Corporate News
By OKUTTAH MARK, mokuttah@ke.nationmedia.com
In Summary
- CAK is the regulatory agency in charge of competition matters in all sectors of the economy while the CA is the telecommunications and broadcast regulator.
- Wang’ombe Kariuki, the CAK director-general, said Tuesday that the MoU will enable the two regulators define areas of specific mandate and those that need joint or converged operations.
- The two regulators have in the recent past engaged in a supremacy battle on procedures and processes of declaring an operator dominant in the telecommunications sector.
The competition and telecommunications regulators are
Wednesday set to end a supremacy battle over who has powers to monitor
the abuse of dominance in the telecoms sector with the signing of a
memorandum of understanding (MoU).
Wang’ombe Kariuki, the director-general Competition
Authority of Kenya (CAK), said Tuesday that the MoU will enable the two
regulators define areas of specific mandate and those that need joint or
converged operations.
“The MoU will eliminate the friction between us and
the CA (Communications Authority of Kenya), outline how we operate in
areas of overlap and convergence, and as a result reduce duplication,”
Mr Kariuki told the Business Daily in a telephone interview.
“This will also help reduce the pronouncement of contradictory decisions,” he added.
The CAK is the regulatory agency in charge of
competition matters in all sectors of the economy while the CA is the
telecommunications and broadcast regulator.
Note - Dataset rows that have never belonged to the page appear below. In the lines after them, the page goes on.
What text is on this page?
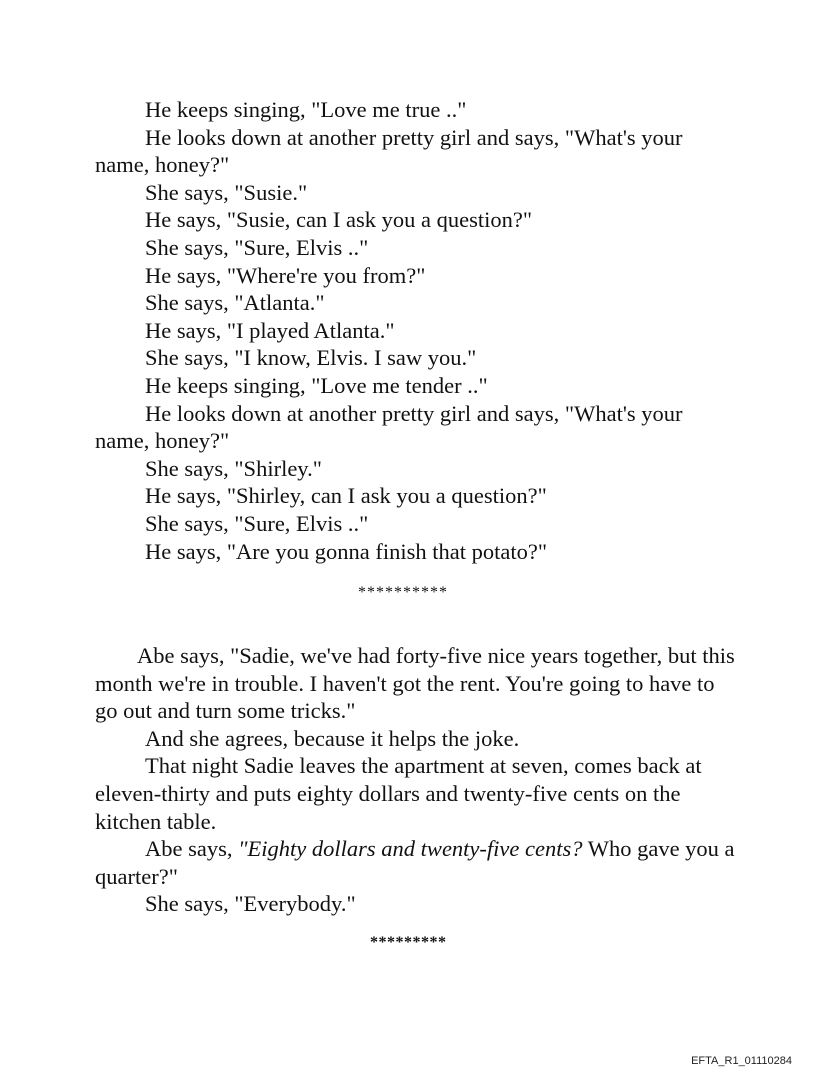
He keeps singing, "Love me true .."

He looks down at another pretty girl and says, "What's your name, honey?"

She says, "Susie."

He says, "Susie, can I ask you a question?"

She says, "Sure, Elvis .."

He says, "Where're you from?"

She says, "Atlanta."

He says, "I played Atlanta."

She says, "I know, Elvis. I saw you."

He keeps singing, "Love me tender .."

He looks down at another pretty girl and says, "What's your name, honey?"

She says, "Shirley."

He says, "Shirley, can I ask you a question?"

She says, "Sure, Elvis .."

He says, "Are you gonna finish that potato?"

**********

Abe says, "Sadie, we've had forty-five nice years together, but this month we're in trouble. I haven't got the rent. You're going to have to go out and turn some tricks."

And she agrees, because it helps the joke.

That night Sadie leaves the apartment at seven, comes back at eleven-thirty and puts eighty dollars and twenty-five cents on the kitchen table.

Abe says, "Eighty dollars and twenty-five cents? Who gave you a quarter?"

She says, "Everybody."

*********
EFTA_R1_01110284
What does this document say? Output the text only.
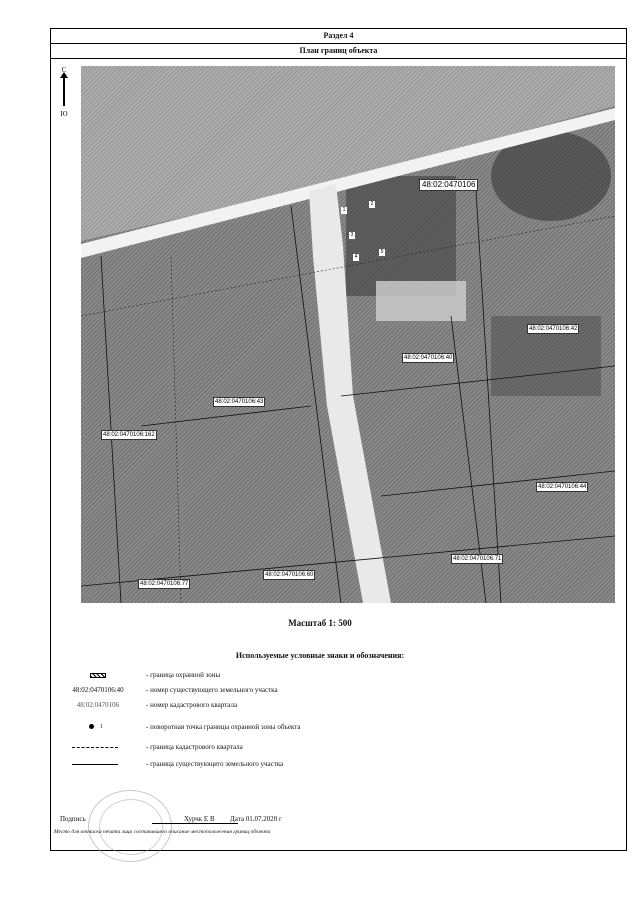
Раздел 4
План границ объекта
С
Ю
48:02:0470106
48:02:0470106:42
48:02:0470106:40
48:02:0470106:43
48:02:0470106:162
48:02:0470106:44
48:02:0470106:77
48:02:0470106:60
48:02:0470106:71
1
2
3
4
5
Масштаб 1: 500
Используемые условные знаки и обозначения:
- граница охранной зоны
48:02:0470106:40	- номер существующего земельного участка
48:02:0470106	- номер кадастрового квартала
1	- поворотная точка границы охранной зоны объекта
- граница кадастрового квартала
- граница существующего земельного участка
Подпись	Хурчк Е В Дата 01.07.2020 г
Место для оттиска печати лица составившего описание местоположения границ объекта
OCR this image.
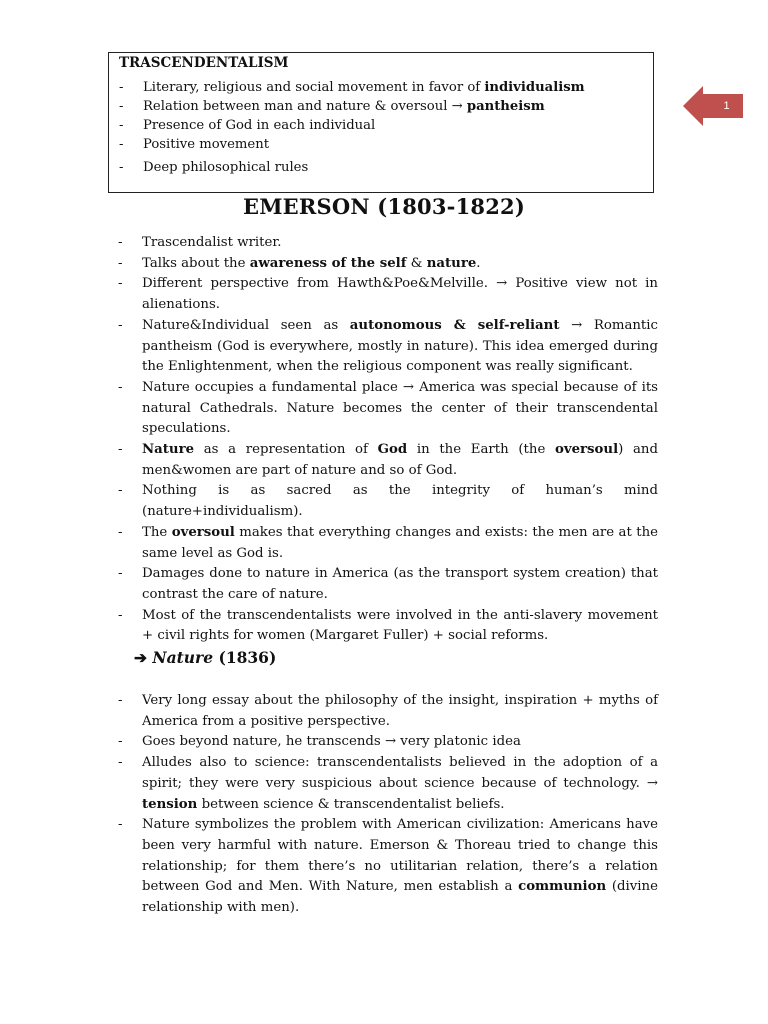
TRASCENDENTALISM
- Literary, religious and social movement in favor of individualism
- Relation between man and nature & oversoul → pantheism
- Presence of God in each individual
- Positive movement
- Deep philosophical rules
1
EMERSON (1803-1822)
- Trascendalist writer.
- Talks about the awareness of the self & nature.
- Different perspective from Hawth&Poe&Melville. → Positive view not in alienations.
- Nature&Individual seen as autonomous & self-reliant → Romantic pantheism (God is everywhere, mostly in nature). This idea emerged during the Enlightenment, when the religious component was really significant.
- Nature occupies a fundamental place → America was special because of its natural Cathedrals. Nature becomes the center of their transcendental speculations.
- Nature as a representation of God in the Earth (the oversoul) and men&women are part of nature and so of God.
- Nothing is as sacred as the integrity of human’s mind (nature+individualism).
- The oversoul makes that everything changes and exists: the men are at the same level as God is.
- Damages done to nature in America (as the transport system creation) that contrast the care of nature.
- Most of the transcendentalists were involved in the anti-slavery movement + civil rights for women (Margaret Fuller) + social reforms.
➔ Nature (1836)
- Very long essay about the philosophy of the insight, inspiration + myths of America from a positive perspective.
- Goes beyond nature, he transcends → very platonic idea
- Alludes also to science: transcendentalists believed in the adoption of a spirit; they were very suspicious about science because of technology. → tension between science & transcendentalist beliefs.
- Nature symbolizes the problem with American civilization: Americans have been very harmful with nature. Emerson & Thoreau tried to change this relationship; for them there’s no utilitarian relation, there’s a relation between God and Men. With Nature, men establish a communion (divine relationship with men).
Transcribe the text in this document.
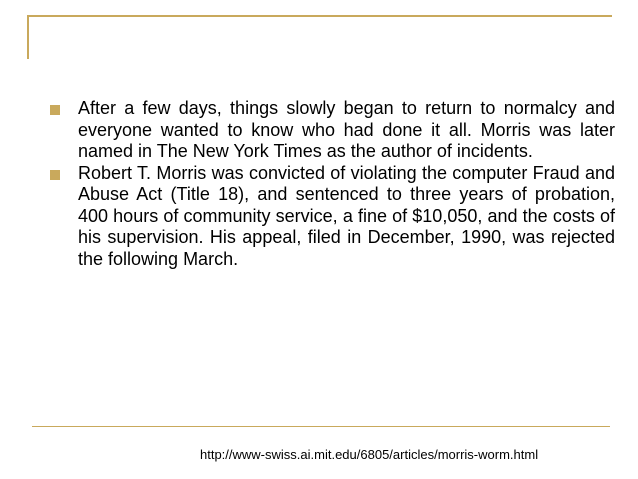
After a few days, things slowly began to return to normalcy and everyone wanted to know who had done it all. Morris was later named in The New York Times as the author of incidents.
Robert T. Morris was convicted of violating the computer Fraud and Abuse Act (Title 18), and sentenced to three years of probation, 400 hours of community service, a fine of $10,050, and the costs of his supervision. His appeal, filed in December, 1990, was rejected the following March.
http://www-swiss.ai.mit.edu/6805/articles/morris-worm.html
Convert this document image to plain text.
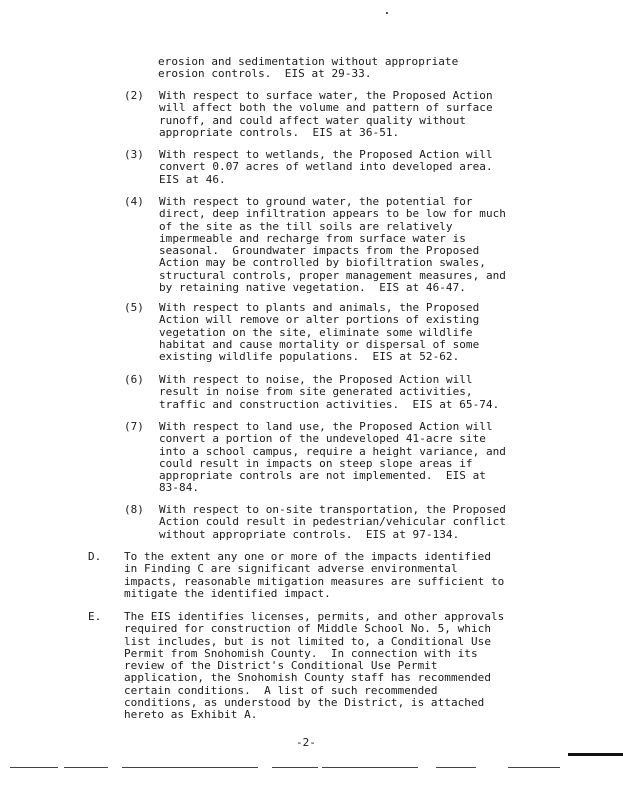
erosion and sedimentation without appropriate
erosion controls.  EIS at 29-33.
(2) With respect to surface water, the Proposed Action
will affect both the volume and pattern of surface
runoff, and could affect water quality without
appropriate controls.  EIS at 36-51.
(3) With respect to wetlands, the Proposed Action will
convert 0.07 acres of wetland into developed area.
EIS at 46.
(4) With respect to ground water, the potential for
direct, deep infiltration appears to be low for much
of the site as the till soils are relatively
impermeable and recharge from surface water is
seasonal.  Groundwater impacts from the Proposed
Action may be controlled by biofiltration swales,
structural controls, proper management measures, and
by retaining native vegetation.  EIS at 46-47.
(5) With respect to plants and animals, the Proposed
Action will remove or alter portions of existing
vegetation on the site, eliminate some wildlife
habitat and cause mortality or dispersal of some
existing wildlife populations.  EIS at 52-62.
(6) With respect to noise, the Proposed Action will
result in noise from site generated activities,
traffic and construction activities.  EIS at 65-74.
(7) With respect to land use, the Proposed Action will
convert a portion of the undeveloped 41-acre site
into a school campus, require a height variance, and
could result in impacts on steep slope areas if
appropriate controls are not implemented.  EIS at
83-84.
(8) With respect to on-site transportation, the Proposed
Action could result in pedestrian/vehicular conflict
without appropriate controls.  EIS at 97-134.
D. To the extent any one or more of the impacts identified
in Finding C are significant adverse environmental
impacts, reasonable mitigation measures are sufficient to
mitigate the identified impact.
E. The EIS identifies licenses, permits, and other approvals
required for construction of Middle School No. 5, which
list includes, but is not limited to, a Conditional Use
Permit from Snohomish County.  In connection with its
review of the District's Conditional Use Permit
application, the Snohomish County staff has recommended
certain conditions.  A list of such recommended
conditions, as understood by the District, is attached
hereto as Exhibit A.
-2-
The two regulators have in the recent past engaged
in a supremacy battle on procedures and processes of declaring an
operator dominant in the telecommunications sector.
On March 10, for example, the CA published a set of
11 regulations, including Fair Competition and Equality of Treatment
Regulations, that would see any telecommunication or broadcasting firm
that controls 51 per cent market share automatically declared dominant.
The regulations are meant to come into force by mid-June.
But the competition watchdog has refrained from
declaring any such operator as dominant before a number of factors are
established.
For instance, such a firm must have the market power to raise prices without suffering a drop in sales.
Safaricom, which controls 67.4 per cent of the mobile telephony market, has been at the centre of the fights between the two watchdogs.
One of the clauses in the CA regulations saw the
communications regulator delete a section of the Kenya Information and
Communication (Amendment) Act 2013 – which requires it to prove that a
firm is abusing its position before declaring it dominant.
Safaricom protested that it should not be punished for “growing organically”.
Declaring Safaricom dominant would put it in a more
restricted business environment with additional obligations on
transparency, marketing and product pricing. The company could also be
required to split its massive business into independent units.